C’est ici que se place le ballet qui se termine sur une vision mystique où Thaïs apparaît vêtue en religieuse, pâle et mourante. Elle s’est retirée dans un couvent. Athanaël, éperdu, s’est réveillé. La vision le poursuit. Il s’enfuit.
Et c’est à genoux devant la couche de Thaïs que nous le revoyons, dans la cellule du couvent. Il reçoit l’âme expirante de la courtisane, qui lui parle des joies célestes, bien supérieures, dit-elle, aux joies de la terre. On croirait entendre les paroles d’Athanaël dans la sourde scène du second acte. La religion a fait son œuvre.

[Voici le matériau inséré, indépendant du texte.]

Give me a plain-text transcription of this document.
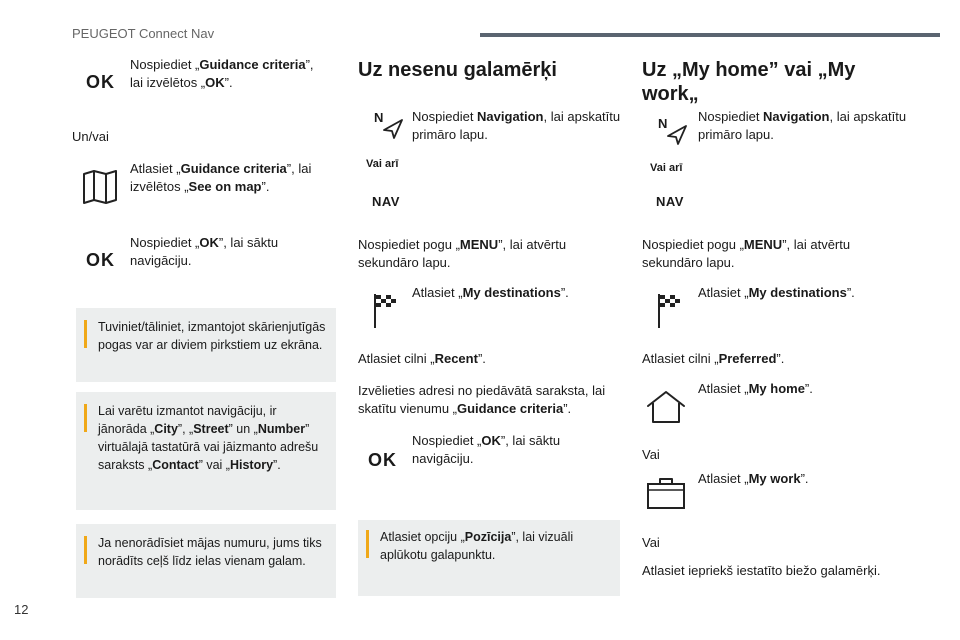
PEUGEOT Connect Nav
12
OK
Nospiediet „Guidance criteria”, lai izvēlētos „OK”.
Un/vai
Atlasiet „Guidance criteria”, lai izvēlētos „See on map”.
OK
Nospiediet „OK”, lai sāktu navigāciju.
Tuviniet/tāliniet, izmantojot skārienjutīgās pogas var ar diviem pirkstiem uz ekrāna.
Lai varētu izmantot navigāciju, ir jānorāda „City”, „Street” un „Number” virtuālajā tastatūrā vai jāizmanto adrešu saraksts „Contact” vai „History”.
Ja nenorādīsiet mājas numuru, jums tiks norādīts ceļš līdz ielas vienam galam.
Uz nesenu galamērķi
N
Vai arī
NAV
Nospiediet Navigation, lai apskatītu primāro lapu.
Nospiediet pogu „MENU”, lai atvērtu sekundāro lapu.
Atlasiet „My destinations”.
Atlasiet cilni „Recent”.
Izvēlieties adresi no piedāvātā saraksta, lai skatītu vienumu „Guidance criteria”.
OK
Nospiediet „OK”, lai sāktu navigāciju.
Atlasiet opciju „Pozīcija”, lai vizuāli aplūkotu galapunktu.
Uz „My home” vai „My work„
N
Vai arī
NAV
Nospiediet Navigation, lai apskatītu primāro lapu.
Nospiediet pogu „MENU”, lai atvērtu sekundāro lapu.
Atlasiet „My destinations”.
Atlasiet cilni „Preferred”.
Atlasiet „My home”.
Vai
Atlasiet „My work”.
Vai
Atlasiet iepriekš iestatīto biežo galamērķi.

Thaïs est sauvée.
Voilà, en quelques mots, la trame fine et simple de cette œuvre dont il vous sera reparlé avec détails.
Ce qu’on peut dire, c’est que M. Massenet a écrit pour chaque entr’acte une ouverture symphonique qui prépare à l’acte suivant. C’est ainsi que la première ouverture s’appelle Aphrodite et la seconde Méditation.

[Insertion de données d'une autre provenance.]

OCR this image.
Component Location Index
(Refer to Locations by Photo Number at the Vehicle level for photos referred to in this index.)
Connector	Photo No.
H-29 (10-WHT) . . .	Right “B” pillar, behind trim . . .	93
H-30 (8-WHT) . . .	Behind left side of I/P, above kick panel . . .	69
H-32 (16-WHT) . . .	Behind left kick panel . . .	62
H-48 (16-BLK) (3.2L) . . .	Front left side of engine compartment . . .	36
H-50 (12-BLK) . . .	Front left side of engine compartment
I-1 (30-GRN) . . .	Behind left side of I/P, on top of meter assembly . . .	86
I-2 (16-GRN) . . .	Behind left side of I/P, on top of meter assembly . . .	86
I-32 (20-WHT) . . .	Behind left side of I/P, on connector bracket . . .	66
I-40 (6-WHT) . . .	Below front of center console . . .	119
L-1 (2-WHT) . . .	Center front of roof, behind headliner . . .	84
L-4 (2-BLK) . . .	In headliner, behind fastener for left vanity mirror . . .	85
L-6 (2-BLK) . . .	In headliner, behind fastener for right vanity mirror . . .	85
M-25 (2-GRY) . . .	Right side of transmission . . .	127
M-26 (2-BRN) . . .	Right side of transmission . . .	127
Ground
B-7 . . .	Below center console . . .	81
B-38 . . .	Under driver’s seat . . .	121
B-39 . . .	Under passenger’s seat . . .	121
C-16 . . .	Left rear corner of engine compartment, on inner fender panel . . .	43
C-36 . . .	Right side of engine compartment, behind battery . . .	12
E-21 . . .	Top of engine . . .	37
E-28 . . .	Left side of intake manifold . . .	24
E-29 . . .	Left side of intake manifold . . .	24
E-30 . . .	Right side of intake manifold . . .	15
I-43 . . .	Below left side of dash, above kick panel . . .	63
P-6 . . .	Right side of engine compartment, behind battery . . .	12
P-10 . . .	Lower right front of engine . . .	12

Ce qu’on peut dire encore, c’est que les décors des sept tableaux ont été confiés à Jambon et à Carpezat. À citer, paraît-il, entre autres, le décor de la fin du premier acte, d’une reconstitution précise et attrayante.

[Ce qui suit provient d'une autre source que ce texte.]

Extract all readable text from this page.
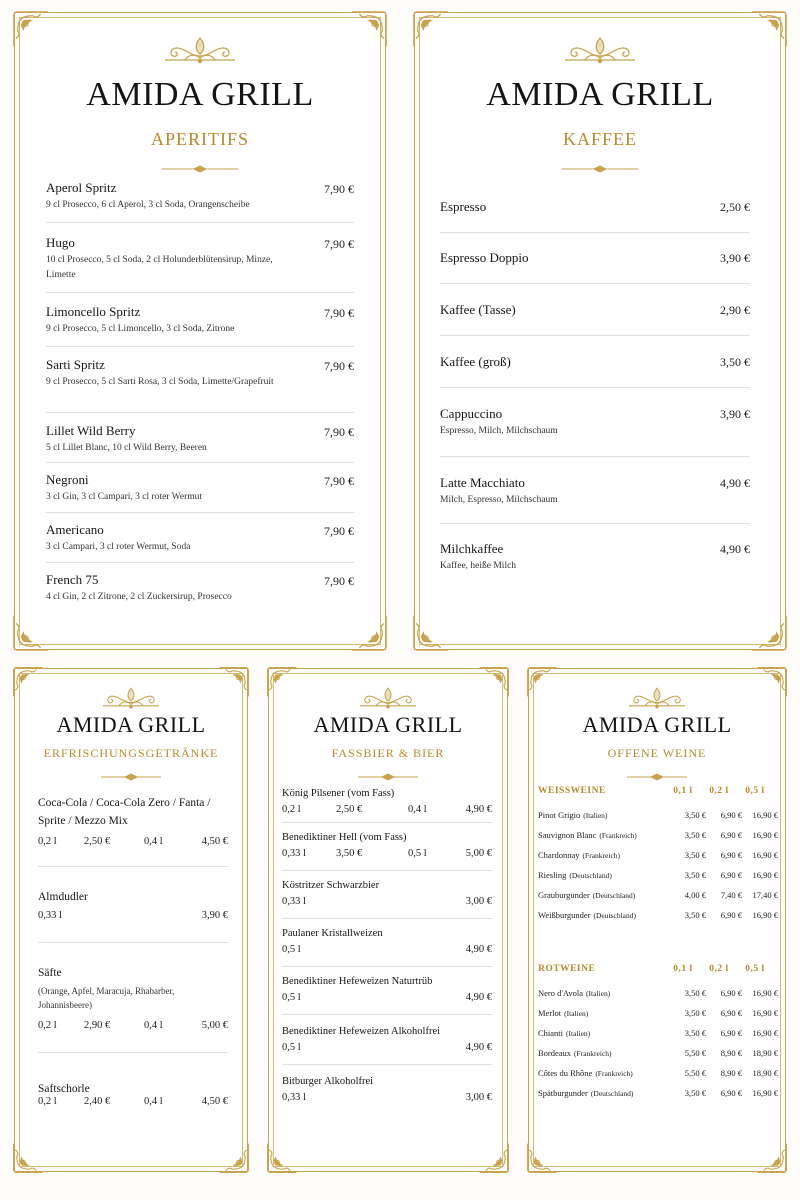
AMIDA GRILL
APERITIFS
Aperol Spritz
9 cl Prosecco, 6 cl Aperol, 3 cl Soda, Orangenscheibe
7,90 €
Hugo
10 cl Prosecco, 5 cl Soda, 2 cl Holunderblütensirup, Minze, Limette
7,90 €
Limoncello Spritz
9 cl Prosecco, 5 cl Limoncello, 3 cl Soda, Zitrone
7,90 €
Sarti Spritz
9 cl Prosecco, 5 cl Sarti Rosa, 3 cl Soda, Limette/Grapefruit
7,90 €
Lillet Wild Berry
5 cl Lillet Blanc, 10 cl Wild Berry, Beeren
7,90 €
Negroni
3 cl Gin, 3 cl Campari, 3 cl roter Wermut
7,90 €
Americano
3 cl Campari, 3 cl roter Wermut, Soda
7,90 €
French 75
4 cl Gin, 2 cl Zitrone, 2 cl Zuckersirup, Prosecco
7,90 €
AMIDA GRILL
KAFFEE
Espresso	2,50 €
Espresso Doppio	3,90 €
Kaffee (Tasse)	2,90 €
Kaffee (groß)	3,50 €
Cappuccino
Espresso, Milch, Milchschaum
3,90 €
Latte Macchiato
Milch, Espresso, Milchschaum
4,90 €
Milchkaffee
Kaffee, heiße Milch
4,90 €
AMIDA GRILL
ERFRISCHUNGSGETRÄNKE
Coca-Cola / Coca-Cola Zero / Fanta / Sprite / Mezzo Mix
0,2 l	2,50 €	0,4 l	4,50 €
Almdudler
0,33 l	3,90 €
Säfte
(Orange, Apfel, Maracuja, Rhabarber, Johannisbeere)
0,2 l	2,90 €	0,4 l	5,00 €
Saftschorle
0,2 l	2,40 €	0,4 l	4,50 €
AMIDA GRILL
FASSBIER & BIER
König Pilsener (vom Fass)
0,2 l	2,50 €	0,4 l	4,90 €
Benediktiner Hell (vom Fass)
0,33 l	3,50 €	0,5 l	5,00 €
Köstritzer Schwarzbier
0,33 l	3,00 €
Paulaner Kristallweizen
0,5 l	4,90 €
Benediktiner Hefeweizen Naturtrüb
0,5 l	4,90 €
Benediktiner Hefeweizen Alkoholfrei
0,5 l	4,90 €
Bitburger Alkoholfrei
0,33 l	3,00 €
AMIDA GRILL
OFFENE WEINE
WEISSWEINE	0,1 l	0,2 l	0,5 l
Pinot Grigio (Italien)	3,50 €	6,90 €	16,90 €
Sauvignon Blanc (Frankreich)	3,50 €	6,90 €	16,90 €
Chardonnay (Frankreich)	3,50 €	6,90 €	16,90 €
Riesling (Deutschland)	3,50 €	6,90 €	16,90 €
Grauburgunder (Deutschland)	4,00 €	7,40 €	17,40 €
Weißburgunder (Deutschland)	3,50 €	6,90 €	16,90 €
ROTWEINE	0,1 l	0,2 l	0,5 l
Nero d'Avola (Italien)	3,50 €	6,90 €	16,90 €
Merlot (Italien)	3,50 €	6,90 €	16,90 €
Chianti (Italien)	3,50 €	6,90 €	16,90 €
Bordeaux (Frankreich)	5,50 €	8,90 €	18,90 €
Côtes du Rhône (Frankreich)	5,50 €	8,90 €	18,90 €
Spätburgunder (Deutschland)	3,50 €	6,90 €	16,90 €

Les costumes des femmes… Mais c’est en conter vraiment trop long. Contentons-nous de vous apprendre que Mlle Sanderson, à qui est confié le rôle de Thaïs, est délicieuse en ses vêtements souples et chastes, d’une exquise élégance.
Tout-Paris.
Texte repris (avec quelques variantes) par Le Phare de la Loire, 16 mars 1894.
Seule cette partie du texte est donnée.